Динни в волнении сжала руки.
— А он захочет?
— Это зависит от дневника.
— Тогда я думаю, что захочет.
— Можно мне его прочитать, прежде чем я отдам его в типографию?
— Конечно! Только имей в виду, Хьюберт не хочет, чтобы дневник был напечатан.
— Ничего. Если дело с Уолтером выгорит и он не подпишет ордера, печатать будет не нужно; а если не выгорит, тоже будет не нужно, — после драки кулаками не машут, как любил говорить старый Форсайт.
— А дорого будет стоить напечатать дневник?

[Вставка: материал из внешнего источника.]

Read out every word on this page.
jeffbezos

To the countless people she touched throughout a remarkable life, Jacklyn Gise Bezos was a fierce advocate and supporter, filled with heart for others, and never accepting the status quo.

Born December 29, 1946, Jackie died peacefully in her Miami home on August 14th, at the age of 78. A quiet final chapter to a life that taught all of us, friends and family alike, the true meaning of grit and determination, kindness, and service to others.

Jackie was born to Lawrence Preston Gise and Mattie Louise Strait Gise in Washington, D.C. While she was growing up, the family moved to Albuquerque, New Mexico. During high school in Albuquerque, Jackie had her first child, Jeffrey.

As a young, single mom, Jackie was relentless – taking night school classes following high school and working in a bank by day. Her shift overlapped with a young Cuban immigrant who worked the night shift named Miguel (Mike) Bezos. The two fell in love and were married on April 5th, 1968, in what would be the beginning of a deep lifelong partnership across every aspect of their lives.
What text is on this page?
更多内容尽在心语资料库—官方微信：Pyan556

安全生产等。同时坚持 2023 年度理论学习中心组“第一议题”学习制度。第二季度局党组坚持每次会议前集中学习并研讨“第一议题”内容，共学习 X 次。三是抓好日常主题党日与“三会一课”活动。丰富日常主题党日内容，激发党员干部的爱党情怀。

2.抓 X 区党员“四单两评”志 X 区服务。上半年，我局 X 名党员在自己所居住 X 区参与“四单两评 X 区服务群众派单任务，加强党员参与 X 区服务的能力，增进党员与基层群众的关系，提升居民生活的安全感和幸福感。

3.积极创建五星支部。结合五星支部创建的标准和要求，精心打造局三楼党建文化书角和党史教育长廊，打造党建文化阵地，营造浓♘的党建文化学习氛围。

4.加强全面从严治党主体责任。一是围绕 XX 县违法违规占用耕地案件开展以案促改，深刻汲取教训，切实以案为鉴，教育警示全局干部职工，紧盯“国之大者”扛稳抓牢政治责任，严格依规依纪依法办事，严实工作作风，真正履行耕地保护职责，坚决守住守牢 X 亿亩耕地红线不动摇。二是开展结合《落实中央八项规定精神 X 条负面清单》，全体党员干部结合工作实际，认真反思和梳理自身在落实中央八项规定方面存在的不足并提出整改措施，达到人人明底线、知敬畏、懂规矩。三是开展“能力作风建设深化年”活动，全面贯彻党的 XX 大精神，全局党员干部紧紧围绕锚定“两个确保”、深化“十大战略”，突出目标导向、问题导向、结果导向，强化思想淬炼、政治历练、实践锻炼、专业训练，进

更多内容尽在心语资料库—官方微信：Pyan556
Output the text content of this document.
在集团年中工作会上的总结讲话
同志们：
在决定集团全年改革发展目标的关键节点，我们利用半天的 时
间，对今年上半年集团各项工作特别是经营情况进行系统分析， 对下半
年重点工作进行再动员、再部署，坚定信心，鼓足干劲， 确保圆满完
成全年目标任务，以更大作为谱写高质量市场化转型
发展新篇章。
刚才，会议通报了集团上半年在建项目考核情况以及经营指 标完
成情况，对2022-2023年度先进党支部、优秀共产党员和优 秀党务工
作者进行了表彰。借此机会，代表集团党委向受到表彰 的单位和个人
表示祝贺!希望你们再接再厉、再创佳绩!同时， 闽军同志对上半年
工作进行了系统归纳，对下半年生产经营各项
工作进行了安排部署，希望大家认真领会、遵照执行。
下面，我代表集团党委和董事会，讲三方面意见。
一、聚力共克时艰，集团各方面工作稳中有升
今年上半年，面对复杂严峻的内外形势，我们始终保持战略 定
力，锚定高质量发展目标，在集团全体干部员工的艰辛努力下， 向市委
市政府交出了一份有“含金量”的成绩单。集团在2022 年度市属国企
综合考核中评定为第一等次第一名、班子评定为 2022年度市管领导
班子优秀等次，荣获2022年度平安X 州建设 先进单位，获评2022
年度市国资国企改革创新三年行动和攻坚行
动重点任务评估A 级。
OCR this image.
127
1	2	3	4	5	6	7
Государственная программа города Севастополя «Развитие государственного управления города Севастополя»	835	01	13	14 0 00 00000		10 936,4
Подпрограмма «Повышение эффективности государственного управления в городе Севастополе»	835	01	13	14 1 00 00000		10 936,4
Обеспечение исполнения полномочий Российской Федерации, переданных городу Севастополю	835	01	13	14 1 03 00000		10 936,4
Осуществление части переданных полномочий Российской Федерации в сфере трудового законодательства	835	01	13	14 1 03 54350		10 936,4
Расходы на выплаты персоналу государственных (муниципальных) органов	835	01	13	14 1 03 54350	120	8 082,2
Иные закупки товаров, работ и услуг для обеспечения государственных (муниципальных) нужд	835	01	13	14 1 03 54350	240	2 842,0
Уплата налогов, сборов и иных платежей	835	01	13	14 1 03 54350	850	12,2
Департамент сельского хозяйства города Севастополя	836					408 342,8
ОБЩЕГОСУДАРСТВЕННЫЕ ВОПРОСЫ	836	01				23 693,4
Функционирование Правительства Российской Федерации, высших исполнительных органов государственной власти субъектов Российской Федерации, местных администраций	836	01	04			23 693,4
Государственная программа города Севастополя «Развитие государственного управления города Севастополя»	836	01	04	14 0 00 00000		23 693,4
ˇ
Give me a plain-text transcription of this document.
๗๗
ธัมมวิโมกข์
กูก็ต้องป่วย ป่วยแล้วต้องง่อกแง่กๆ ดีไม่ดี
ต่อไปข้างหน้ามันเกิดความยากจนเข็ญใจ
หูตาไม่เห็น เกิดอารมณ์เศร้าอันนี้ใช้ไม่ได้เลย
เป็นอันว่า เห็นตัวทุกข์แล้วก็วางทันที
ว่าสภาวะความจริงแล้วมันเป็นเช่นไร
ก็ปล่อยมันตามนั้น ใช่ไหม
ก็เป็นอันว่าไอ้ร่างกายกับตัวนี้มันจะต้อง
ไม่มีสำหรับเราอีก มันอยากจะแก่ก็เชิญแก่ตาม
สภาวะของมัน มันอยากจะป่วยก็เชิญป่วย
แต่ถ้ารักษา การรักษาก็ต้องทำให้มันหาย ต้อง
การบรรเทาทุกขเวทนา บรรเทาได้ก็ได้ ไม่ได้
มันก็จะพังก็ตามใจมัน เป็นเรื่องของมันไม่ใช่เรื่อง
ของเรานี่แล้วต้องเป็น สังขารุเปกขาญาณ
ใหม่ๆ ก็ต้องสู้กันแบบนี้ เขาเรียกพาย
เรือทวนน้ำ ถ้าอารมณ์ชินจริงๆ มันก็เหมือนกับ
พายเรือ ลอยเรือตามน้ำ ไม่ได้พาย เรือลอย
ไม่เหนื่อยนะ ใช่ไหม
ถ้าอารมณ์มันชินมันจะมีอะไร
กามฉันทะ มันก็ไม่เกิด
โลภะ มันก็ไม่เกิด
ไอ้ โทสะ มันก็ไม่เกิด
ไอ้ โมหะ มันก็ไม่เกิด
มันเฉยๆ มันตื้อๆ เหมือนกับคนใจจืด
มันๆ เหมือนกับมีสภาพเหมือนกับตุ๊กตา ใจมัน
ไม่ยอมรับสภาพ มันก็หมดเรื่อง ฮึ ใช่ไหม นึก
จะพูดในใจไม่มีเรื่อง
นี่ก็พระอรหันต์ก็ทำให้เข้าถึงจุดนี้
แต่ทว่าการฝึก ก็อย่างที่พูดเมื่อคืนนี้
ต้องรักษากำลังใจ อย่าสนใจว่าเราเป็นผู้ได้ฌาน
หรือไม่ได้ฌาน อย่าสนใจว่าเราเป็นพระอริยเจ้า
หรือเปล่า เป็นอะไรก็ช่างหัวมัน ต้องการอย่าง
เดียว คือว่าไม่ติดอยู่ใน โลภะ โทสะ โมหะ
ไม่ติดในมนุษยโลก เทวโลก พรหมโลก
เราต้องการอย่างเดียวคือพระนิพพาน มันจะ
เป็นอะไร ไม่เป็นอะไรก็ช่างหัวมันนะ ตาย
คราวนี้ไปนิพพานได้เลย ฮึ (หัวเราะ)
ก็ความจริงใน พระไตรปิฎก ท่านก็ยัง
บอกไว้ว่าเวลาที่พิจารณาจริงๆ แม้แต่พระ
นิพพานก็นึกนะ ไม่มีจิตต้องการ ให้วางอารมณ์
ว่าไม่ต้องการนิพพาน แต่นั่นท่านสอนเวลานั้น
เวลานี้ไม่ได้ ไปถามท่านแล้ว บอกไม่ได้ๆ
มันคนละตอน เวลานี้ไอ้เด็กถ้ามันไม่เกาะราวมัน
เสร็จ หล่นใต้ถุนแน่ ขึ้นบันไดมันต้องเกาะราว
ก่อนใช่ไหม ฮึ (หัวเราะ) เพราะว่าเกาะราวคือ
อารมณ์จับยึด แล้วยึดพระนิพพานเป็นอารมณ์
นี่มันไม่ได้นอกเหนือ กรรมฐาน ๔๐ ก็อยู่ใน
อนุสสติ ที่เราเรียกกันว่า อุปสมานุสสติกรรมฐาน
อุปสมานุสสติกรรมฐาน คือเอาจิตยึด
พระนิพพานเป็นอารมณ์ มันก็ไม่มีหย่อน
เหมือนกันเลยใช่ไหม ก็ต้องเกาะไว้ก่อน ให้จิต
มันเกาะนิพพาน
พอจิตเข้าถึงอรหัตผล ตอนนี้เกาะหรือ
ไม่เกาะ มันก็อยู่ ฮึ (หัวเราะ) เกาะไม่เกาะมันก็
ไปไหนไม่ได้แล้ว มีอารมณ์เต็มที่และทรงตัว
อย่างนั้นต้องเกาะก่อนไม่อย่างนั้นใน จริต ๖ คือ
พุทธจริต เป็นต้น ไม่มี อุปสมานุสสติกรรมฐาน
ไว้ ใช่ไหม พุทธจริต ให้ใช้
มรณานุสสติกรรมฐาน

— Пустяки — фунтов двадцать.
— Это мне по карману, — сказала Динни и подумала о двух джентльменах с Саут-Молтон-стрит: ведь у неё никогда не было за душой ни гроша.
— Ерунда, не беспокойся!
— Это моя идея, Майкл, и я хочу платить за неё сама. Ты и представить себе не можешь, как это ужасно — сидеть сложа руки, когда Хьюберт в такой опасности! Я уверена, что, если его выдадут, ему несдобровать.
— Никто не может предсказать, как поступит государственный деятель, — сказал Майкл. — Их недооценивают. Они куда сложнее, чем мы думаем, порой даже обладают кое-какими принципами, и уж конечно гораздо хитрее. Но, пожалуй, дело у нас всё-таки выгорит, если мы сумеем как следует взяться за Блайза и Бобби Ферpapa. Я займусь Блайзом, а на Бобби напущу старика. Тем временем мы напечатаем дневник. — Он взял рукопись. — До свиданья, дорогая, и поменьше волнуйся.
Динни поцеловала его, и он ушёл.
Он позвонил в тот же вечер около десяти.
— Динни, я прочёл. Если это не тронет Уолтера, значит, он сухарь, каких мало. Ручаюсь, он не заснет над этим, как тот тип; что бы ни говорили об Уолтере, он человек добросовестный. В конце концов речь идёт о чём-то вроде помилования, и он поймет, как всё это серьезно. Если дневник попадет ему в руки, он уж дочитает его до конца; дневник его проймёт, а заодно он узнает, как всё происходило в действительности. Словом, держись!
— Слава богу! — от всей души сказала Динни и пошла спать; впервые за два дня у неё немного отлегло от сердца.